2. If for anyone either of them is a concern, an under-sink RO unit could remove both of them (and many other dissolved solids) to give out purest water for drinking and cooking. Again, there are several options and preferences here. But generally speaking, for those this is a concern this could be addressed or mitigated.
3. Potassium is abundantly present in vegetables, drinking water and almost in many sources that we consume. So, I am not particularly sure, using the potassium in softener will fill the gap as potential dietary supplement. In theory yes. But practically, most of us will be getting much more than what we need.
4. In my opinion is a bad idea to use softened water (either using potassium or sodium) for irrigation purposes as softened water is not the intended use case for such purposes. A better option is to create a bypass system or separation of water lines so that softened water can be used inside the home to protect plumbing, appliances and to provide other benefits and use the city water for the irrigation.
5. Most cities also require that the drain water from the salt based (sodium or potassium) systems is connected to the proper drain (drain that goes to sewer). While some tend to think they could use this drain water for irrigation purposes, unfortunately, the drain from softening system contains excess concentration of calcium, magnesium and ferrous as this is what the softener is meant to remove 😊 and hence most cities require that softener drain be connected in such a way that it goes into sewer system.
I penned a post on “Understanding importance of softener system's salt efficiency rating” here;
This talks in detail about the California salt efficiency law for salt-based softeners, WQF (Water quality foundation study) and how drain water from softeners impact + ly/ - ly sewer system and why choosing a softener that meets or exceeds California salt efficiency standard is important in helping environment.
So there you go 😊
Bottom-line: Avoid trap of overthinking as use of both sodium or potassium does remove the hardness equally and really well.

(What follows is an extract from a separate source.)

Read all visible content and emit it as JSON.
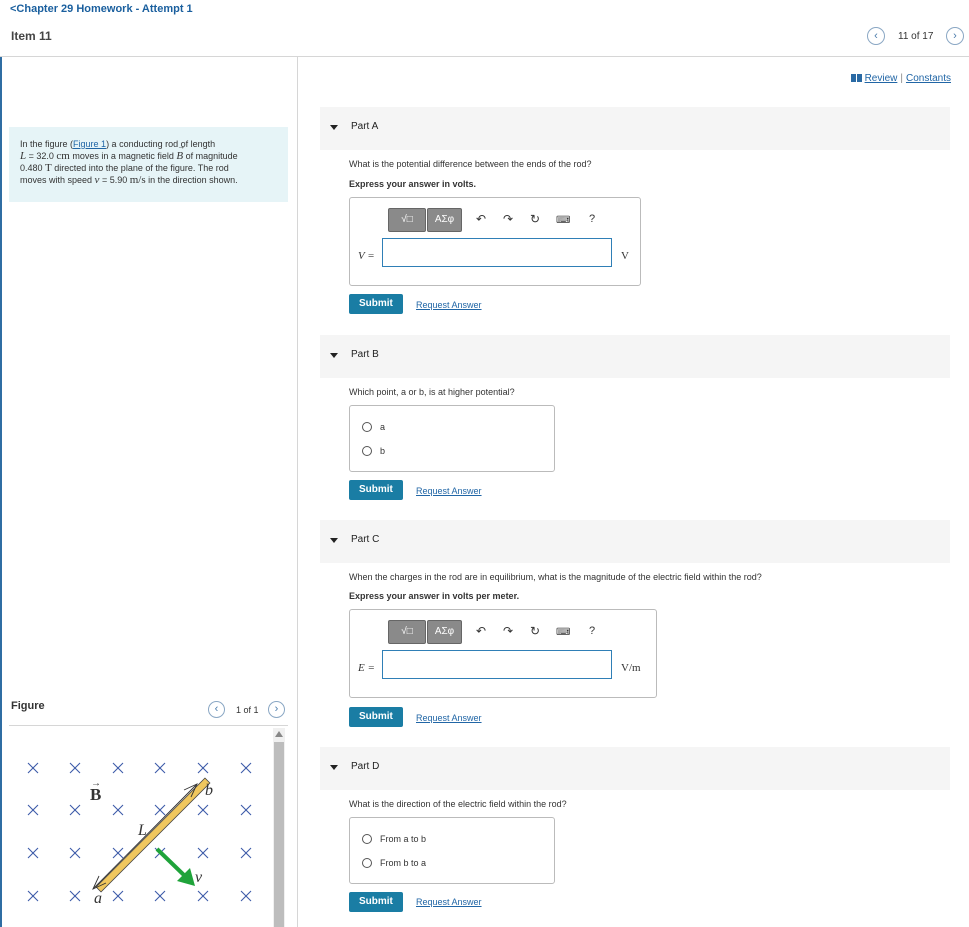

Use of either of them does not have any impact on the removal of hardness for which you are actually considering purchasing softener 😊. For general population neither of them seems to be a health or environmental concern (as long as they choose correct one). If you fall under category where you are sensitive to any of these, please consult your doctor and work with a water quality expert to design a system that best works for your specific medical needs rather than researching on internet. Again this category is more of an exception. Good news is, most salt based softeners support use of sodium as well as potassium. However, if you do not want to deal with any of these, go with salt less conditioners (which technically are not softeners). Good luck and go easy and enjoy the softened water or conditioned water whichever best works for you based on your thinking. Cheers!